HL Deb 17 June 1856 vol 142 cc1571-2
LORD ST. LEONARDS

presented a Petition from the Vestry of St. Mary's, Islington, against the Leases and Sale of Settled Estates Bill, now before Parliament. His Lordship was understood to say that opportunity should be taken of this Bill to secure the possession of Hampstead Heath to the public for ever.

LORD MONTEAGLE

said that, if he had rightly collected from the noble and learned Lord the prayer of the petitioners, he quite concurred in the principle set forth by them. Some twenty years ago one of the Oxford colleges, possessed of the fee simple of Primrose Hill, was about to dispose of their rights, which would have led to building over that property. He was at that time Chancellor of the Exchequer, and, with the assent of the Government of Lord Melbourne, he bought the property from the parties entitled to hold it, and Primrose Hill had been saved by that purchase for the purposes of the public. He could not help thinking that the people at large had an interest in a question of this description, and the right way to proceed was not to deprive any proprietor of the right properly appertaining to him, but to give him fair compensation and thus acquire the property honestly for the public.
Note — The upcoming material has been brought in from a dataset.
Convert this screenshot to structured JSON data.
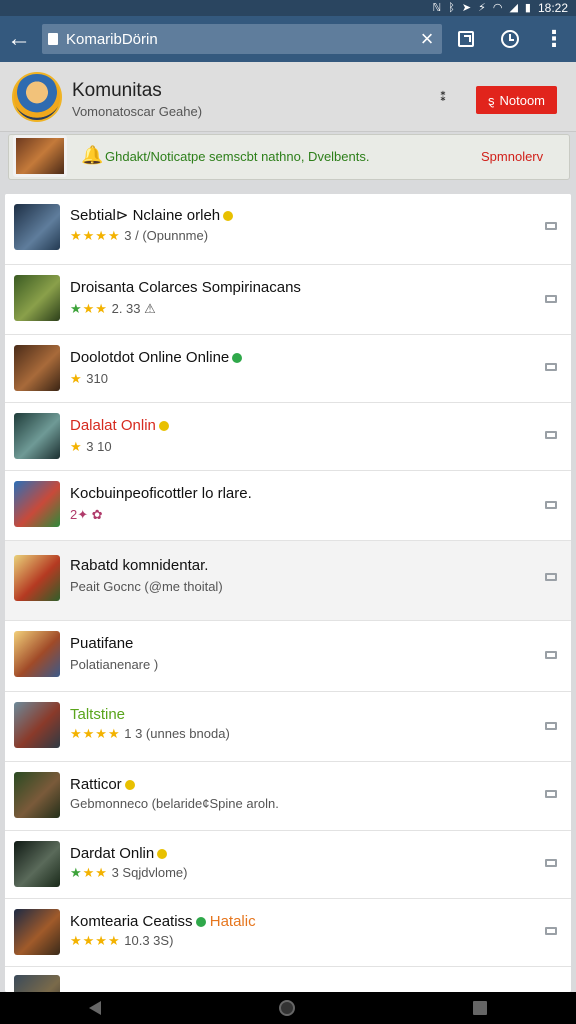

If he understood the matter in the case of Hampstead Heath, the public would in a very short period be left in the lurch. They might petition their Lordships, and Parliament might deal with the case, not on its own merits, but by reason of a supposed interest which the public had in keeping the Heath intact, but such a struggle could not long be maintained, and then this property would be enclosed and built over. Now, if the public wished to preserve the ground in its present state, let them buy it on reasonable terms, and so attain a public object in the only way in which it was consistent with the honour and dignity of Parliament to allow such an object to be attained.

LORD CAMPBELL

said, that while he thought that the terms of the testator's will were such as to show a clear intention to withhold a leasing power from the present tenant, Sir T. M. Wilson, yet considered it advisable to bear in mind that ere long there would probably be a tenant seised in fee, who would have power to deal with this property as he chose, in defiance of the public. Hence he concluded with the noble Lord (Lord Monteagle) in thinking it desirable that something should be done to protect the public interests in the matter.